My conclusions about all this? A washer and a clothesline are better than going to the laundromat, and a washer, a dryer and a clothesline are as good as doing your own laundry can be. But a laundry maid would be the best of all.

Thursday, October 8, 2020

Ink Bottles and Fountain Pens

 

I attended Duff Valley District 4 in Rock County, Nebraska in the late 50s and early 60s. It was a one-room elementary school with a pitcher pump, a flagpole, a swing set, outhouses, an old barn from the days when the students rode horses to school, and of course, the schoolhouse itself.

The desks in our schoolhouse were old enough that most of them had inkwells built into the upper right corner of the desk top. An inkwell is a cup that holds a bottle of ink and keep it from spilling while a writer is using it. 

Ball point pens had been invented by then, but writing with real ink wasn't  completely obsolete. Stores still sold little bottles of ink and the necessary ink pens. One variety of pen had an inner rubber bladder that held a supply of ink.  This was an innovation that allowed the pen to write for a while before it needed refilling.  The user filled the bladder by dunking the pen in the ink bottle and operating a little lever on the side of the pen. The filling procedure made a small interesting gurgle. 

I was never able to keep my hands clean while messing around with an ink bottle and pen. Sometimes there were spills. I made a big black ink mess on a page in my Social Studies book during my ownership of one manually loaded ink pen. I accomplished this behind the privacy shield of my raised desk lid because my teacher had already told me to stop playing with my pen and ink. 
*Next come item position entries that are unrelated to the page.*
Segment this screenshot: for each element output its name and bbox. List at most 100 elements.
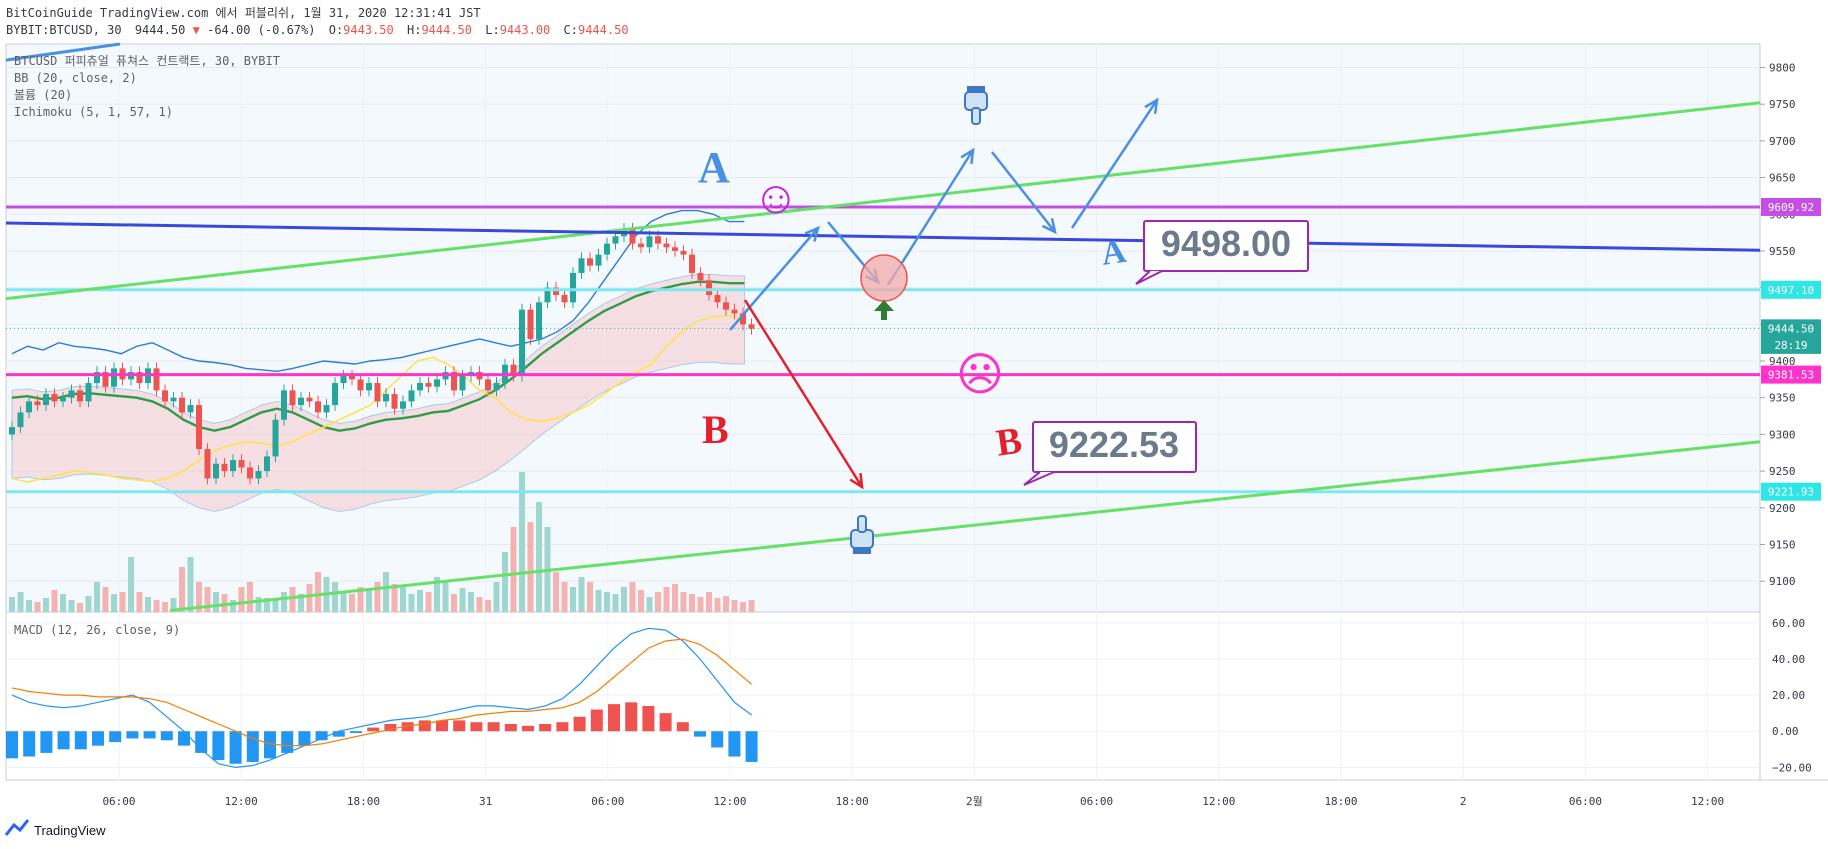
change: -64.00 (-0.67%) [207,23,315,37]
volume-bar [476,597,483,612]
low-value: 9443.00 [500,23,551,37]
candle-body [493,383,500,391]
candle-body [655,236,661,244]
candle-body [434,379,440,387]
candle-body [153,368,160,391]
price-label: 28:19 [1774,339,1807,352]
annotation-a-upper: A [698,143,730,192]
volume-bar [298,594,304,612]
macd-histogram-bar [401,722,414,732]
macd-histogram-bar [487,722,500,732]
volume-bar [306,584,313,612]
volume-bar [357,587,364,612]
high-label: H: [407,23,421,37]
legend-symbol: BTCUSD 퍼피츄얼 퓨쳐스 컨트랙트, 30, BYBIT [14,54,280,68]
volume-bar [689,594,695,612]
ichimoku-cloud-area [11,274,745,512]
candle-body [519,309,525,376]
candle-body [527,309,534,340]
candlesticks [9,223,755,485]
blue-arrow-up-1-head [804,225,820,242]
macd-line [11,627,752,769]
volume-bar [493,582,500,612]
volume-bar [578,577,585,612]
macd-histogram-bar [504,724,517,732]
macd-histogram-bar [350,731,362,734]
annotation-a-right: A [1099,233,1129,273]
legend-macd: MACD (12, 26, close, 9) [14,623,180,637]
price-labels: 9609.92 9497.10 9444.50 28:19 9381.53 9221.93 [1761,197,1821,501]
price-tick-label: 9750 [1769,98,1796,111]
price-label: 9609.92 [1768,201,1814,214]
macd-histogram-bar [246,731,259,762]
candle-body [213,463,219,479]
candle-body [663,243,670,248]
volume-bar [51,590,58,612]
macd-histogram-bar [728,731,741,757]
price-label: 9221.93 [1768,486,1814,499]
blue-arrow-down-2-head [1041,218,1057,235]
volume-bar [408,594,415,612]
candle-body [162,390,168,402]
legend-ichimoku: Ichimoku (5, 1, 57, 1) [14,105,173,119]
footer-brand: TradingView [34,823,106,838]
macd-panel[interactable] [5,611,1761,781]
candle-body [349,375,355,380]
macd-histogram-bar [74,731,87,750]
candle-body [187,405,194,413]
candle-body [238,460,245,468]
volume-bar [655,592,661,612]
pointing-up-hand-icon [850,515,874,554]
macd-tick-label: −20.00 [1772,761,1812,774]
volume-bar [9,597,15,612]
blue-arrow-up-2-head [960,147,975,165]
volume-bar [527,522,534,612]
volume-bar [468,592,474,612]
volume-bar [85,596,92,612]
blue-arrow-up-1 [729,227,819,331]
volume-bar [272,600,279,612]
candle-body [170,397,177,402]
volume-bar [170,598,177,612]
bollinger-upper-line [11,209,745,373]
volume-bar [502,552,508,612]
volume-bar [638,590,644,612]
candle-body [9,427,15,435]
macd-histogram-bar [745,731,758,762]
macd-histogram-bar [315,731,328,741]
macd-tick-label: 20.00 [1772,689,1805,702]
high-value: 9444.50 [421,23,472,37]
volume-bar [629,582,636,612]
red-arrow-down-head [849,472,864,490]
price-tick-label: 9650 [1769,172,1796,185]
volume-bar [60,594,66,612]
candle-body [26,401,32,413]
candle-body [17,412,24,428]
ichimoku-cloud [11,274,745,512]
candle-body [646,236,653,248]
macd-histogram-bar [367,727,380,732]
macd-histogram-bar [126,731,139,739]
blue-arrow-down-2 [991,151,1056,233]
candle-body [400,401,406,409]
macd-axis: 60.00 40.00 20.00 0.00 −20.00 [1772,617,1812,775]
macd-histogram-bar [109,731,122,743]
candle-body [85,383,92,402]
candle-body [281,390,287,420]
volume-bar [561,582,568,612]
time-tick-label: 18:00 [1324,795,1357,808]
low-label: L: [485,23,499,37]
volume-bar [697,597,704,612]
candle-body [51,394,58,402]
volume-bar [213,592,219,612]
volume-bar [153,600,160,612]
volume-bar [391,584,398,612]
macd-histogram-bar [178,731,190,746]
candle-body [383,394,389,402]
smiley-face: ☺ [753,171,800,223]
macd-histogram-bar [23,731,36,757]
price-tick-label: 9350 [1769,392,1796,405]
candle-body [77,390,83,402]
candle-body [247,467,253,479]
I enjoyed fountain pens, too. A fountain pen got its ink from a plastic cartridge that was a little smaller in size than a triple-A battery. An ink cartridge was installed by pressing the pointed top end of the pen's nib into one end of it and loading the cartridge-with-nib into the body of the pen. 

The ink cartridges almost always leaked at the puncture point. The ink oozed onto the grip of the pen, and soon my writing fingers had black, red, blue, or green stains, depending on the color of ink in the cartridge.  

If I accidentally let the pen rest against the paper when I wasn't writing, an ink spot quickly developed. If I shook the pen, little drops of ink flew from it.  If I thoughtlessly rested my hand or arm on the wet ink, it smeared, and if I folded the paper before the ink was dry, it made mirror images of any wet letters. These things happened with both types of ink pens.

We students made plenty of messes with ink, but Duff Valley's teachers had a long history of ink accidents that they couldn't deny. The bottoms of the wooden drawers in the teacher's desk had dozens of blots and stains from decades of leaky ink pens and tipped-over ink bottles. 

Isaac's Strep Dream

March 2006

Isaac was home from school yesterday because he has strep throat. Last night in his medicated and somewhat feverish condition, he had a nightmare. In his dream, he had invited his friends to a party in our yard, and a crowd was gathering. 

Meanwhile, everything inside the house was terribly wrong. Dennis was sitting at the table in his underwear drinking beer. Keely and I were dressed in the ragged old clothes that we save for painting. The house was a total wreck, nothing was ready for the party, and no one but Isaac seemed to care. 

People were showing up that I had invited without consulting Isaac, and they were people he didn't like. He didn't even know some of the people I had invited, including the goth-looking teenage couple we saw at the library yesterday afternoon (in real life.) 

Isaac was frantically trying to fix everything, but there were too many things that were very badly wrong and he knew he was going to be terribly, terribly embarrassed at any moment when his friends came inside.

 The classic nightmare with the "Darn, I forgot to wear my clothes!" moment seems almost mild compared to the kind of humiliation that the family was inflicting on Isaac in this dream.

I have wild dreams at times, but I rarely remember them long enough to tell anyone about them or even think about them. But Dennis, Keely, and Isaac dream vividly and often entertain me with the curious plots their minds create.